MANHATTAN, Kan. – A standing-room-only crowd filled the Stanley Stout Center on Kansas State University’s campus March 2 for the 41st-annual Legacy Sale, an event that showcases the best of the university’s purebred bull and cow genetics.
The high-energy auction netted nearly $155,000 to support the operating budget of the university’s purebred beef unit, though its value was felt well beyond the dollars and cents.
“They’ve got pretty good standards on their animals, and they’ve got genetics that I like,” said Jerry Hoak of Altamont, Kansas, who said he has bought three bulls in the past for his southeast Kansas ranch. “It’s a nice sale, nice animals and I enjoy coming up to this sale.”
Another rancher, Marshall Wootten of Ottawa, Kansas, wasn’t planning to buy any animals this year, but it was still well worth the trip.
“In the past, I’ve bought a Hereford bull and Simmental bull, and some cows. I’ve had good luck with them,” Wootten said. “We still come each year even if we don’t plan to buy anything … you know, you might change your mind. You might see something that you can’t say ‘no’ to.”
This is the fifth year the Legacy Sale has been conducted in the Stanley Stout Center. The building is located north of the K-State campus adjacent to the new purebred beef unit, which was dedicated at last year’s sale.

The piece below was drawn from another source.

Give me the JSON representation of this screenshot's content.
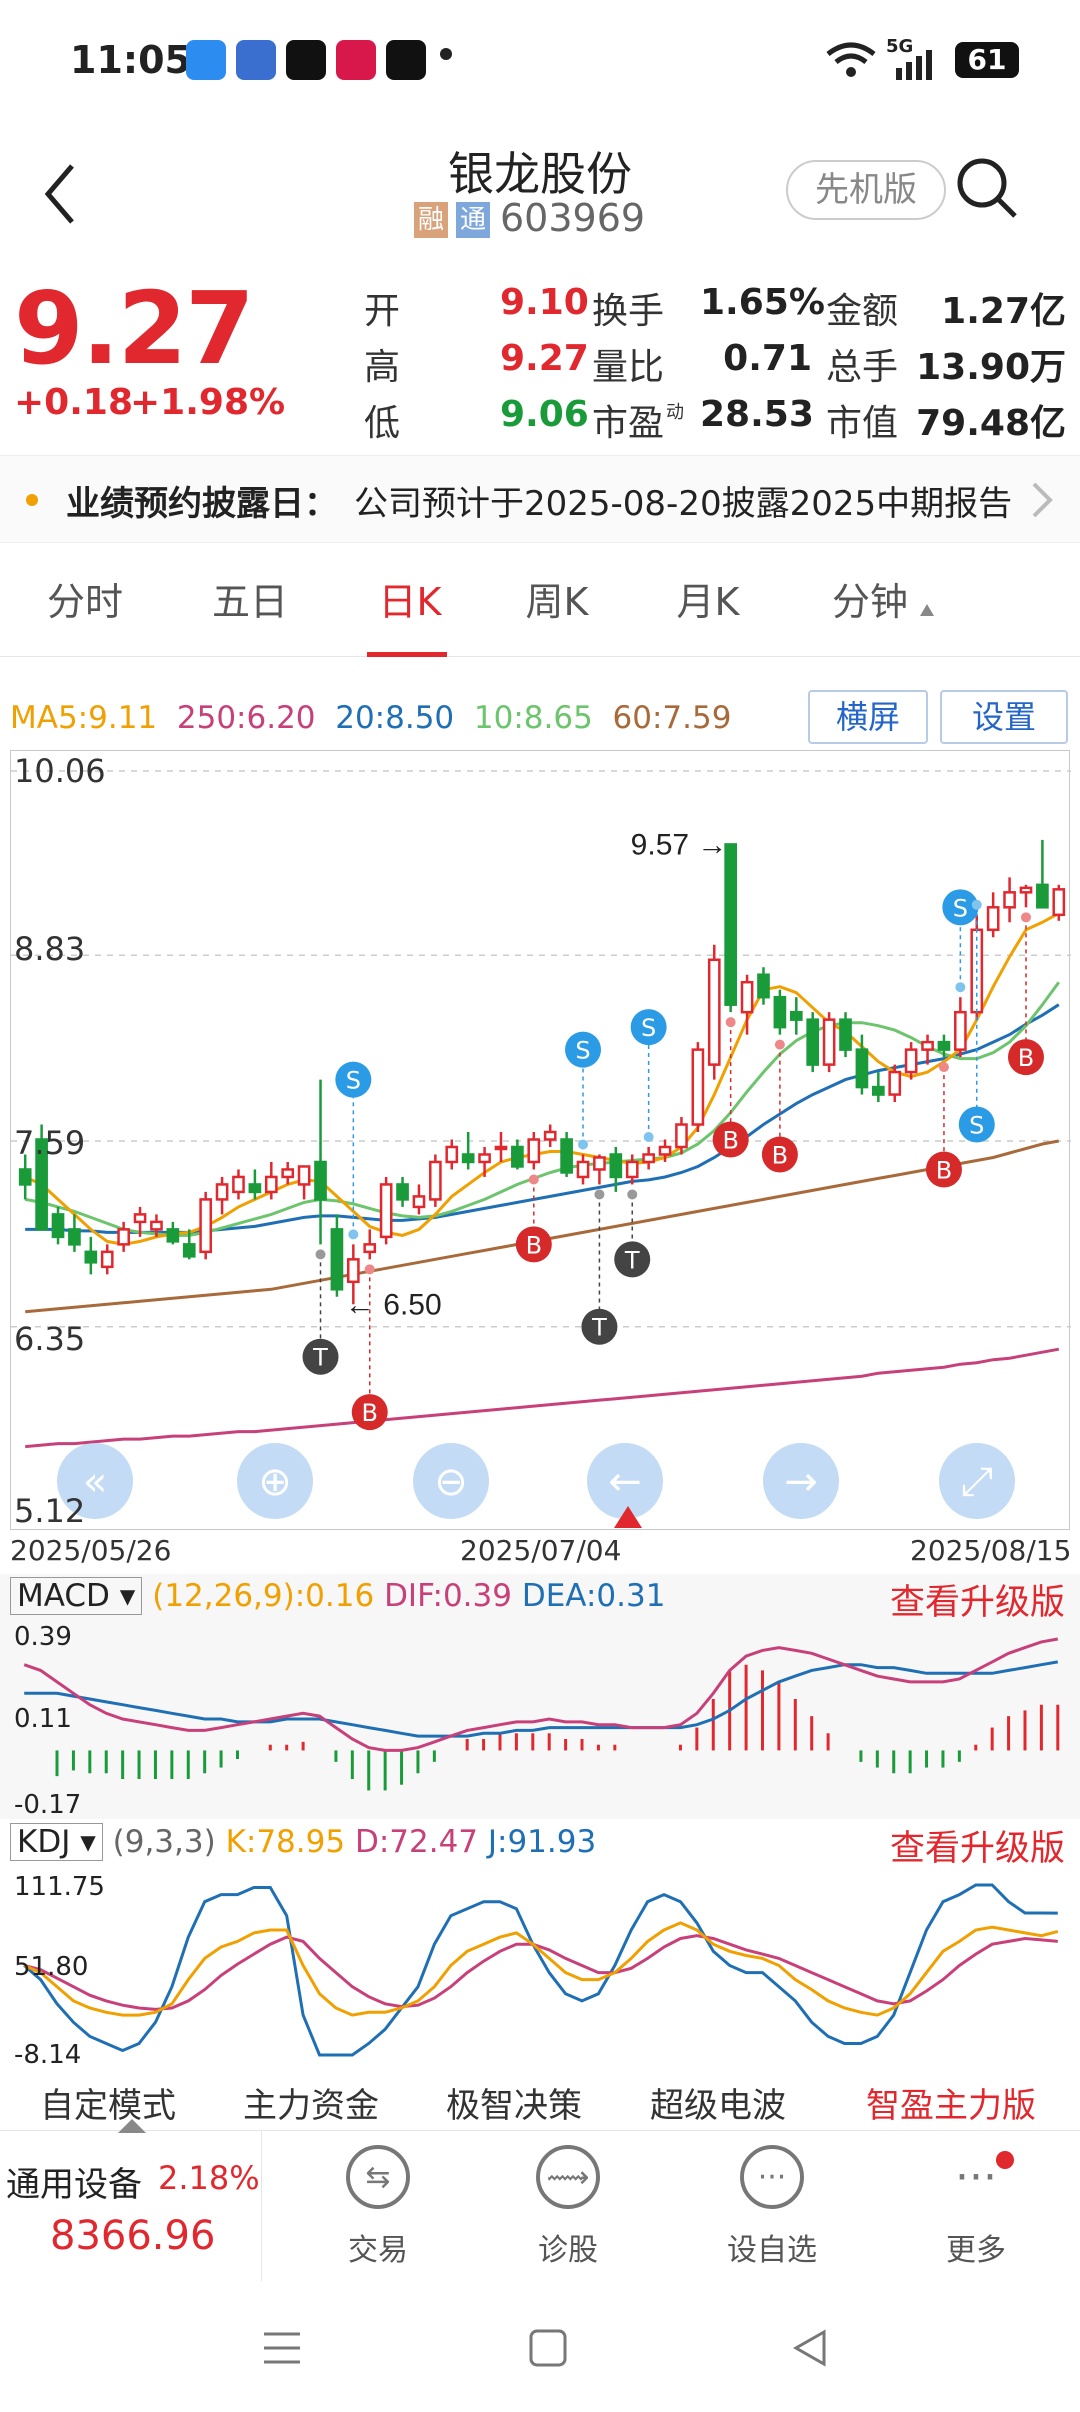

“The sale here at K-State is important for a couple reasons,” said Bob Weaber, professor of animal sciences and a livestock specialist with K-State Research and Extension. “One, we’ve got a lot of students involved, and they have put a lot of time and effort into getting us to this point as part of the seedstock marketing class here at K-State. We want to have a good, successful sale just to demonstrate to them that the process works.

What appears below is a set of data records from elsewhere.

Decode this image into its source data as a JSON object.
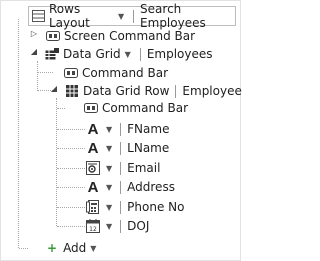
{
  "header": {
    "layout_label": "Rows Layout",
    "search_label": "Search Employees"
  },
  "tree": {
    "screen_command_bar": "Screen Command Bar",
    "data_grid": {
      "label": "Data Grid",
      "entity": "Employees",
      "command_bar": "Command Bar",
      "row": {
        "label": "Data Grid Row",
        "entity": "Employee",
        "command_bar": "Command Bar",
        "fields": [
          {
            "label": "FName",
            "icon": "text-field-icon"
          },
          {
            "label": "LName",
            "icon": "text-field-icon"
          },
          {
            "label": "Email",
            "icon": "email-field-icon"
          },
          {
            "label": "Address",
            "icon": "text-field-icon"
          },
          {
            "label": "Phone No",
            "icon": "phone-field-icon"
          },
          {
            "label": "DOJ",
            "icon": "date-field-icon"
          }
        ]
      }
    },
    "add_label": "Add"
  },
  "colors": {
    "add_plus": "#3a9a3a",
    "tree_lines": "#a8a8a8"
  }
}
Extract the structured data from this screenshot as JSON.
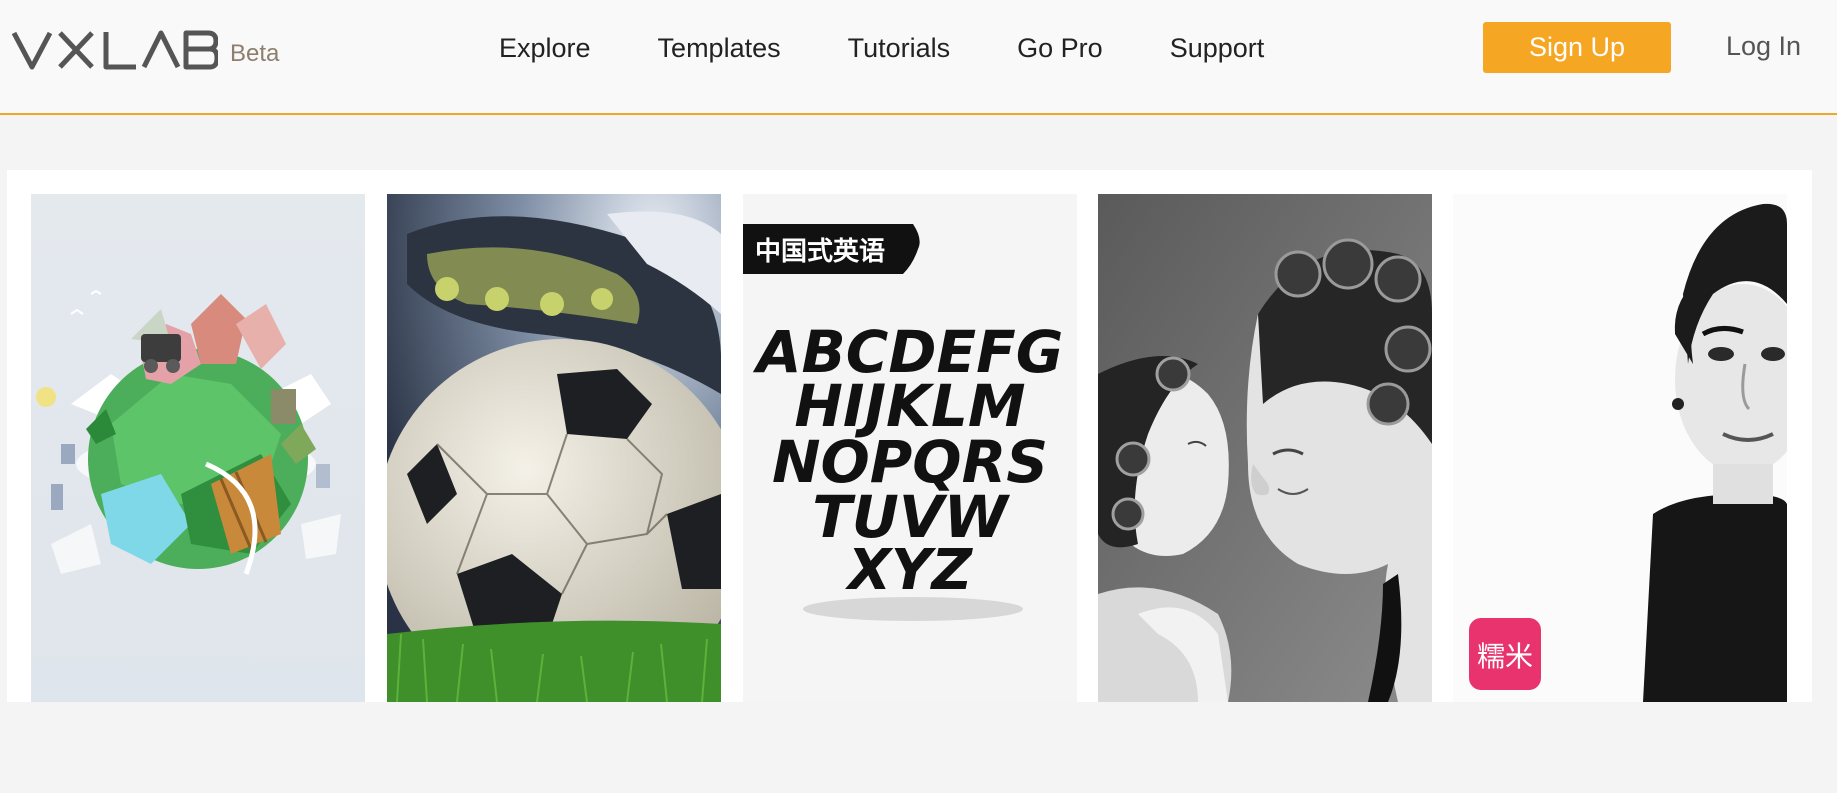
{
  "header": {
    "logo_text": "VXLAB",
    "beta_label": "Beta",
    "nav": [
      "Explore",
      "Templates",
      "Tutorials",
      "Go Pro",
      "Support"
    ],
    "signup_label": "Sign Up",
    "login_label": "Log In"
  },
  "colors": {
    "accent": "#f5a623",
    "header_border": "#f0a52b",
    "logo": "#555555",
    "beta": "#8e7e6e"
  },
  "gallery": {
    "cards": [
      {
        "name": "low-poly-planet-template"
      },
      {
        "name": "soccer-ball-template"
      },
      {
        "name": "brush-alphabet-template",
        "badge_text": "中国式英语",
        "alphabet_lines": [
          "ABCDEFG",
          "HIJKLM",
          "NOPQRS",
          "TUVW",
          "XYZ"
        ]
      },
      {
        "name": "mother-daughter-photo-template"
      },
      {
        "name": "portrait-template",
        "brand_badge": "糯米"
      }
    ]
  }
}
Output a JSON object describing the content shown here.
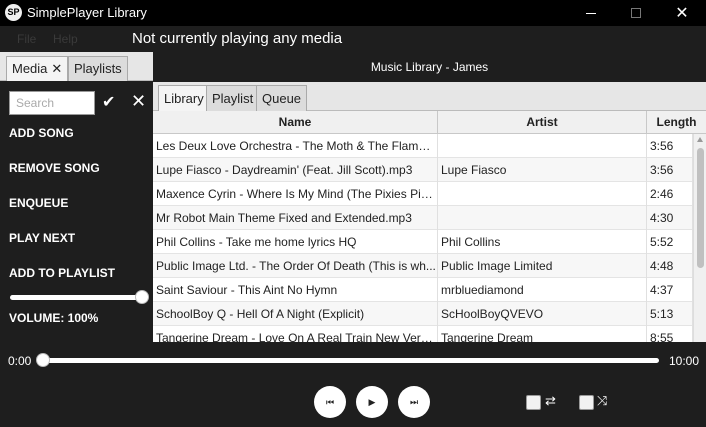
{
  "window": {
    "icon_text": "SP",
    "title": "SimplePlayer Library",
    "minimize": "minimize-icon",
    "maximize": "maximize-icon",
    "close_glyph": "✕"
  },
  "menu": {
    "file": "File",
    "help": "Help"
  },
  "now_playing": "Not currently playing any media",
  "left_tabs": {
    "media": "Media",
    "media_close": "✕",
    "playlists": "Playlists"
  },
  "search": {
    "placeholder": "Search",
    "confirm_glyph": "✔",
    "clear_glyph": "✕"
  },
  "actions": {
    "add_song": "ADD SONG",
    "remove_song": "REMOVE SONG",
    "enqueue": "ENQUEUE",
    "play_next": "PLAY NEXT",
    "add_to_playlist": "ADD TO PLAYLIST"
  },
  "volume": {
    "label": "VOLUME: 100%",
    "level": 1.0
  },
  "library_header": "Music Library - James",
  "right_tabs": {
    "library": "Library",
    "playlist": "Playlist",
    "queue": "Queue"
  },
  "table": {
    "columns": {
      "name": "Name",
      "artist": "Artist",
      "length": "Length"
    },
    "rows": [
      {
        "name": "Les Deux Love Orchestra - The Moth & The Flame (...",
        "artist": "",
        "length": "3:56"
      },
      {
        "name": "Lupe Fiasco - Daydreamin' (Feat. Jill Scott).mp3",
        "artist": "Lupe Fiasco",
        "length": "3:56"
      },
      {
        "name": "Maxence Cyrin - Where Is My Mind (The Pixies Pia...",
        "artist": "",
        "length": "2:46"
      },
      {
        "name": "Mr Robot Main Theme Fixed and Extended.mp3",
        "artist": "",
        "length": "4:30"
      },
      {
        "name": "Phil Collins - Take me home lyrics HQ",
        "artist": "Phil Collins",
        "length": "5:52"
      },
      {
        "name": "Public Image Ltd. - The Order Of Death (This is wh...",
        "artist": "Public Image Limited",
        "length": "4:48"
      },
      {
        "name": "Saint Saviour - This Aint No Hymn",
        "artist": "mrbluediamond",
        "length": "4:37"
      },
      {
        "name": "SchoolBoy Q - Hell Of A Night (Explicit)",
        "artist": "ScHoolBoyQVEVO",
        "length": "5:13"
      },
      {
        "name": "Tangerine Dream - Love On A Real Train New Versi...",
        "artist": "Tangerine Dream",
        "length": "8:55"
      }
    ]
  },
  "player": {
    "elapsed": "0:00",
    "total": "10:00",
    "progress": 0.0,
    "prev_glyph": "⏮",
    "play_glyph": "▶",
    "next_glyph": "⏭",
    "repeat_glyph": "⇄",
    "shuffle_glyph": "⤨"
  }
}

“The other reason is that it helps our budget for the purebred unit, which is self-funded predominantly, so this sets the stage for next year’s success and opportunities.”
Senior Callahan Grund, an animal science major from Wallace, Kansas, said the sale is a great hands-on experience for students.
“At a sale like this, you take all the sales-management aspects of the normal bull sale that any family or seedstock operation would do, and we really take it upon ourselves to manage the sale,” he said. “We each take a different role in preparing these bulls and cows for the sale and getting them ready.”
Fellow animal science senior Kodi Van Laeys from Logan, Kansas, said her family sells 100 Angus bulls each winter.
“Coming from a seedstock background where we have our own sales each year, it’s added experience to improve our sales back home,” she said. “I get the chance to see how people do things, and relate with buyers and peers in the class.”
This year, K-State sold 20 bulls at an average price of $3,793.45, and 35 cows at an average of $2,891.46.
“We do a lot of work in making sure that the product we bring to market is a high quality one,” Weaber said. “We do our homework to make sure producers have all the genetic information available, in terms of DNA and production record collection to make a great purchase decision. And, of course, we stand behind those animals that we put up for sale.”
Weaber added that the purebred program has “had a great run here at K-State. We look forward to using our new facilities … to move our genetic selection and opportunities for students and customers going forward.”